The breakfast cook brings you your ordered omelet. Usually cold and soggy. You can get eggs, cheese, onions, tomato, and no mushrooms. I ask for no tomatoes and find that since then, no one is getting tomatoes. Ugh.

Class room time. I wanted 8 to 5 for five days, and was given 9 to 3:30 for three days instead. Of course, each 9 became 9:30 or 9:45, and all 10-minute breaks which I give every 50 minutes, turn into 15 or 20 minutes. Then on the last day, students less us they all need to leave an hour early to prepare for Friday holiday. Luckily, this is not first aid or any significant life-threatening training. What me worry? No worries.

I had to cancel the health and safety training as the five Materials Data Safety Sheets were either not translated or the three which were translated, were translated poorly to Dari. For example, “Acutely hazardous,” became “sensitive.” Plus, the translators didn’t translate the MSDS headings or titles. Of course, the first time I saw the translations were at the moment I needed them. Ugh.

We had a fun free-for-all discussion on Thursday about soil and water salinity and alkalinity, unrelated to pest management. I really enjoyed it as this was my PhD research area, and I was able to discuss solutions practical in depth. My students took lots of notes. Amazing to me, they had no strategies to deal with salinity and alkalinity. Did I mention, none?

The classroom skits I wrote and they performed went over very well. They acted them out and learned good lessons in integrated pest management, export standards, personnel protective equipment. We also had a contract make face-protective shields from large plastic soda bottles and a pesticide-package burner, which was successful and appreciated by the students. They did fair on the class exercises – perhaps I expected too much. Language, culture, and education and experience barriers were significant.

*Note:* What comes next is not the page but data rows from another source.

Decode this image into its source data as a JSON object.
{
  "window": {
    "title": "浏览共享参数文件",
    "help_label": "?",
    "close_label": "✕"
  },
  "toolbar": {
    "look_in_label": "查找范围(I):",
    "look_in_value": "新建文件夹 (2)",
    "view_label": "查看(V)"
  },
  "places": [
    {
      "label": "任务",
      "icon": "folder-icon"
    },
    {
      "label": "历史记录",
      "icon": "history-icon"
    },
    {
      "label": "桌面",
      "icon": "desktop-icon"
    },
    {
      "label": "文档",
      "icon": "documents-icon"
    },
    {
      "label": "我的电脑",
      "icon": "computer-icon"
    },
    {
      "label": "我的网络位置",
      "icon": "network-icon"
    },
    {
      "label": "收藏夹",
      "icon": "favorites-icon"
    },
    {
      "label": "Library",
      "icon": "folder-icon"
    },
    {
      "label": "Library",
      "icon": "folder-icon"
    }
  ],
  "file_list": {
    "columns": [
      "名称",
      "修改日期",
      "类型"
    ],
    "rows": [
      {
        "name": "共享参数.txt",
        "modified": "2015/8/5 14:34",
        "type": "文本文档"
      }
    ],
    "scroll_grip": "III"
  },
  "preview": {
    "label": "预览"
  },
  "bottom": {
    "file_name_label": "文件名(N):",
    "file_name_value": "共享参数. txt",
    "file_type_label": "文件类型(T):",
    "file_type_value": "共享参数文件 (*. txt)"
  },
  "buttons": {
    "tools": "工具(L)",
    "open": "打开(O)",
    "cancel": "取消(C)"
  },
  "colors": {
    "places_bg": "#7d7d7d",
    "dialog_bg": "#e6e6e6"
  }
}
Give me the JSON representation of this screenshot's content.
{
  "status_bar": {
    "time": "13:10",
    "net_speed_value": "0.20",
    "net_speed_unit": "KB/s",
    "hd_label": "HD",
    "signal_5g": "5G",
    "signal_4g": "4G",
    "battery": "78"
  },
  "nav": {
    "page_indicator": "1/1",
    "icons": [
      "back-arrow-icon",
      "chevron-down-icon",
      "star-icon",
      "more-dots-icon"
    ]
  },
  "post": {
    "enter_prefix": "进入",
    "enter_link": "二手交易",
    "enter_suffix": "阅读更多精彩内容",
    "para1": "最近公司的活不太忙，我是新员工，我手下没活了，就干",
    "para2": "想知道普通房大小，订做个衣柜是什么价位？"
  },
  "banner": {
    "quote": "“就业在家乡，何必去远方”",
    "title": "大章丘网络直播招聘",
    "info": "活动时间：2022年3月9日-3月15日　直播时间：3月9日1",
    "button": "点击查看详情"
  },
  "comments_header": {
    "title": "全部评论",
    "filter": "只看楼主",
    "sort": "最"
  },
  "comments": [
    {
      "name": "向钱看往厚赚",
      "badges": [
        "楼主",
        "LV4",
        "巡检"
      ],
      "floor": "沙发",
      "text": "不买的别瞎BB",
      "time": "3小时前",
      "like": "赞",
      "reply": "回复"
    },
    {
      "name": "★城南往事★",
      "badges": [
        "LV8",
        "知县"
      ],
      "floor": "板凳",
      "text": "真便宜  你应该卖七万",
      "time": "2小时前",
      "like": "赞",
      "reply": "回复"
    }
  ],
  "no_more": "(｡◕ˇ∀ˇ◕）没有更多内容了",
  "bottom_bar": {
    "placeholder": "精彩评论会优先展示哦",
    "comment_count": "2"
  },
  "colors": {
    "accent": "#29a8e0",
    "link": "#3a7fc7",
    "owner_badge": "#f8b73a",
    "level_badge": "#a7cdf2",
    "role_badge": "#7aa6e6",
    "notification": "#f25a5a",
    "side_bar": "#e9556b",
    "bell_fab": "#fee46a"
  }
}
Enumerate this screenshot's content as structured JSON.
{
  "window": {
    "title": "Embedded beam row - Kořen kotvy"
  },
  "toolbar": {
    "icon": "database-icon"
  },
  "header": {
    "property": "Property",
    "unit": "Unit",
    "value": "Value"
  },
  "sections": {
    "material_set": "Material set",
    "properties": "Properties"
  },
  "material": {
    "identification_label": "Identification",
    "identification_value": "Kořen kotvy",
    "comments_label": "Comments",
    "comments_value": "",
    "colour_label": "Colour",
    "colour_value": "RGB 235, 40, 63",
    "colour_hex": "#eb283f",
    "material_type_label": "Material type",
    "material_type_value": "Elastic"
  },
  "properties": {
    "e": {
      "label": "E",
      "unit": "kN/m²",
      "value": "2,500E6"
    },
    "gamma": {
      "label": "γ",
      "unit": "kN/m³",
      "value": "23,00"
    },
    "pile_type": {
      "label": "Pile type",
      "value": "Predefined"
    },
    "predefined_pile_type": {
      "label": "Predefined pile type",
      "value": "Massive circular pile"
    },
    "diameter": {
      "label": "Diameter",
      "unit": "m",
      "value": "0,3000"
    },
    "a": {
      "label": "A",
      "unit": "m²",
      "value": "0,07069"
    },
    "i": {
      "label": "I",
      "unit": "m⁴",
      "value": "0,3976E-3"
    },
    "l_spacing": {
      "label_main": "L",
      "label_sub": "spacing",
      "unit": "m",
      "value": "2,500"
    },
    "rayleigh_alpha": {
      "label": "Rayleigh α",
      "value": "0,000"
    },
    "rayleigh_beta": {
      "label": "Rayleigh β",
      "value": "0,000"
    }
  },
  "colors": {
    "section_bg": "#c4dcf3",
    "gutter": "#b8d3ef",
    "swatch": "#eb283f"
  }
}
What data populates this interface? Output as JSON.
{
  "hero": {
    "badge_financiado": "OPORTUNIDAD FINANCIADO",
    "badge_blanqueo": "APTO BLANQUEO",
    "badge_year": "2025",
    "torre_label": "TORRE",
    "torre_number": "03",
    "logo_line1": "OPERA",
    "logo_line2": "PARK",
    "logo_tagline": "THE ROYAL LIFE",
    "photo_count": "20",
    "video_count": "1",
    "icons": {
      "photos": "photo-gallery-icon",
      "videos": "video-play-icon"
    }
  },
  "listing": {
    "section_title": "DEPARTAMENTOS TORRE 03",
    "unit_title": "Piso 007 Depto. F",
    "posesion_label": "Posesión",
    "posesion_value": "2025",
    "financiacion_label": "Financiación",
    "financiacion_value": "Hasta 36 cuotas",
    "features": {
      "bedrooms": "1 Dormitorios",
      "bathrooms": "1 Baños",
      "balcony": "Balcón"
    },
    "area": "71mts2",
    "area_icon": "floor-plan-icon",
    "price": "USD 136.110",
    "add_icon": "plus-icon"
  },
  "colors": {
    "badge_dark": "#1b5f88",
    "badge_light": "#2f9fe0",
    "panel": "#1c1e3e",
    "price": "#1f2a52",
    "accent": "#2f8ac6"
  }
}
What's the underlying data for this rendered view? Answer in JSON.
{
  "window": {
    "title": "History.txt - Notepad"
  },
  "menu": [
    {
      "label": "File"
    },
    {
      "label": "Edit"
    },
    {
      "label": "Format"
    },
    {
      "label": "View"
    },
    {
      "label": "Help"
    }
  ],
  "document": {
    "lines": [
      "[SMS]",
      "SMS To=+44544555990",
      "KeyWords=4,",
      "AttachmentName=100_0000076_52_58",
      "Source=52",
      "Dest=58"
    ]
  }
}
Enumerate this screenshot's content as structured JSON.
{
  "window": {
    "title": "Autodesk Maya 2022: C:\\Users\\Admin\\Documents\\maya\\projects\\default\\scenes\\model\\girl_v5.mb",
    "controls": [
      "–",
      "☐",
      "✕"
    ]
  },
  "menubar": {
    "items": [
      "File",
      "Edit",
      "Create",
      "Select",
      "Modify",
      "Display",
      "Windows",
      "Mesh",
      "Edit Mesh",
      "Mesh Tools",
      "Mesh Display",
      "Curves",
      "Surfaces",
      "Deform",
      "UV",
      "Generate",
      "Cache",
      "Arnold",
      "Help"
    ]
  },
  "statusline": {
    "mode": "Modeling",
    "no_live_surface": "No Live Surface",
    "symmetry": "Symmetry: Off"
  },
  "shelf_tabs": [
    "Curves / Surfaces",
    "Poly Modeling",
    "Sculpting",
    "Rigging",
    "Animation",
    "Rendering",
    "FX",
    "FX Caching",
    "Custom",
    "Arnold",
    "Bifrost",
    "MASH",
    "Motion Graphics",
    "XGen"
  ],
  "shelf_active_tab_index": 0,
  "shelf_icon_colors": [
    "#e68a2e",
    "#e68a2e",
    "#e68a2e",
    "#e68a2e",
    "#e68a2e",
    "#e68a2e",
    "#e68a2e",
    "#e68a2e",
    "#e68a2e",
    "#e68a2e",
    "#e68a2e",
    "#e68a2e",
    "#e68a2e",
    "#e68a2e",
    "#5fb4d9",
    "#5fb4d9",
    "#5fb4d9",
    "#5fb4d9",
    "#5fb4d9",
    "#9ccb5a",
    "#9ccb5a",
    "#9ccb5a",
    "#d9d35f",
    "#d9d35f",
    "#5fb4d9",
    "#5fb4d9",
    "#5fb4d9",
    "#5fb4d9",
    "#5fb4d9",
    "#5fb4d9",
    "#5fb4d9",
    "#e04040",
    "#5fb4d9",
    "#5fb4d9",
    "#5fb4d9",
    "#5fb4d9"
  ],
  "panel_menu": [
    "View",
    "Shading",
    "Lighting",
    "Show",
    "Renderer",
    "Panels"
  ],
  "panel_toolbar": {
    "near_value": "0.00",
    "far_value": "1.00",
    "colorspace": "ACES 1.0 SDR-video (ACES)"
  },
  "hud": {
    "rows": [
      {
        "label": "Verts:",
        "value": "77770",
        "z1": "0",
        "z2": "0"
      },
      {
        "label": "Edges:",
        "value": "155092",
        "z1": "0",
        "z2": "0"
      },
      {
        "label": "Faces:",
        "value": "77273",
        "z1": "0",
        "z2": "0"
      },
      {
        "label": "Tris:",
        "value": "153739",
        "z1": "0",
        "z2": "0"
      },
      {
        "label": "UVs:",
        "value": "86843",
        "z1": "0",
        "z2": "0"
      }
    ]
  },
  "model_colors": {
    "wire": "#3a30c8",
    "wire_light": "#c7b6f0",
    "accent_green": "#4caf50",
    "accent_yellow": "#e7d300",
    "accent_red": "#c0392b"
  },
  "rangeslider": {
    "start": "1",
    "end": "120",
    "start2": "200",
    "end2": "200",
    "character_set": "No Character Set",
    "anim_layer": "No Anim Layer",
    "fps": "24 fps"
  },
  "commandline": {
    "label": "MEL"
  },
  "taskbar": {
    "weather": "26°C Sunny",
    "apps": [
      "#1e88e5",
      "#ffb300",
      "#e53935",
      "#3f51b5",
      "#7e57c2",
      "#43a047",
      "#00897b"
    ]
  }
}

My Scottish guards told me that since Obama’s announcement that the US will pull out in 18 months, there has been a marked increase in men’s beards and women’s burkhahs in anticipation of the Taliban taking the country back after the pull out. They told me the Afghans refer to him as Barak Hussein… Hmm. We heard gun fire and explosions going off on my third class day, and was told it was training exercises and planned explosion of captured UXOs. It reminded us of the war around us. Ugh.

My Afghan managing cleaner is having home problems, wifey issues. I ask my UK security chief if they have any women in security. He says, no lad, “It’s bad enough we have to marry them as to work with them as well.” Hmm.